There Are No Libertarians in a Bank Failure

The collapse of the Silicon Valley Bank may be a bigger deal than I first realized. As I live far from Silicon Valley I had never heard of this bank before. Here’s a basic explanation of what happened:

On Friday, regulators took over Silicon Valley Bank, a 40-year-old institution known for lending to tech startups, seizing all deposits. Earlier in the week the company had announced emergency measures in order to preserve its liquidity, leading to a customer bank run. On Friday, the Federal Deposit Insurance Corporation took control of the insolvent bank. CNBC called it “the largest U.S. banking failure since the 2008 financial crisis and the second-largest ever.” Thousands of tech companies are now scrambling to figure out what this means for their future. The bank liked to brag that nearly half of all venture-capital funded startups had accounts there. $250,000 is insured by the F.D.I.C. But that’s not much of a comfort to a company like Roku, the creator of a popular digital media player, which had nearly $500 million in the bank, according to an SEC filing.

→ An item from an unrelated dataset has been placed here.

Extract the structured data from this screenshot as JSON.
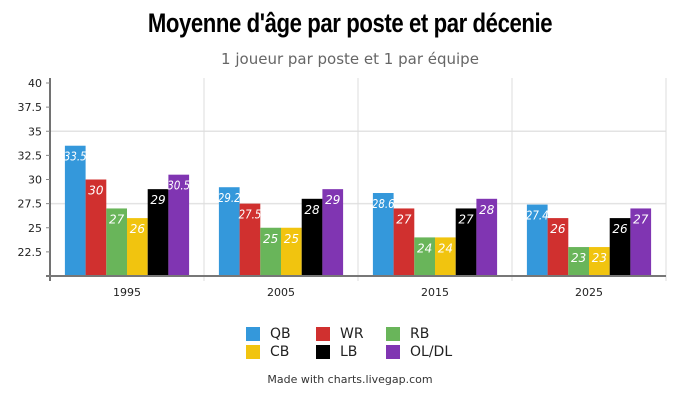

On the other hand, a company called CAMP that sells toys and play spaces used it for a sales promo:

l hope CAMP gets its money back. Here’s some more background:

The regulation that was put in place for the nation’s biggest banks after the financial crisis includes stringent capital requirements, which means they must have a certain amount of reserves for moments of crisis, as well as stipulations about how diversified their businesses must be.

But Silicon Valley Bank and others its size do not have the same regulatory oversight. In 2018, President Donald J. Trump signed a bill that lessened scrutiny for many regional banks. Silicon Valley Bank’s chief executive, Greg Becker, was a strong supporter of the move. Among other things, it changed requirements for the amount of cash that these banks had to keep on their balance sheets to protect against shocks.

The financial sector guys cannot learn. They always think they’re smarter than the last financial sector guys who screwed up and caused a meltdown. But they aren’t. Anyway, I understand the fallout of this on other financial institutions has been mixed.

Word is that Peter Thiel had many millions in Silicon Valley Bank but pulled it all out last week at the first sign of trouble, and that’s what precipitated the run on the bank.

Matt Levine writes at Bloomberg that part of SVB’s problem was that it had a lot of its assets in fixed-rate bonds rather than in loans, which means rising interest rates really messed it up. The bank was buying fixed-rate bonds with money on deposit because the tech startup companies it catered to had lots of cash from equity investors and didn’t need loans. I’m sure that’s an oversimplification of the situation, but that’s how I understand it. Banks usually profit from higher interest rates, because they raise the interest rates on loans. But SVB was stuck with long-term fixed-rate bonds, and the market rate of the bonds was going down. At the same time, the startup clients were withdrawing deposits to keep their companies afloat during a slow time for IPOs.

Anyway, on Wednesday the bank sold almost all of its securities, some $21 billion worth, at a $1.8 billion loss. Then the bank tried to sell $2.25 billion in new shares, but failed. Then Theil pulled his money out and told all his clients to pull their money out. SVB was done for.

There’s been much snickering about all the Silicon Valley libertarians who hate government regulation but now want the feds to bail out Silicon Valley Bank. Just as there are no atheists in a foxhole, perhaps there are no libertarians in a bank failure.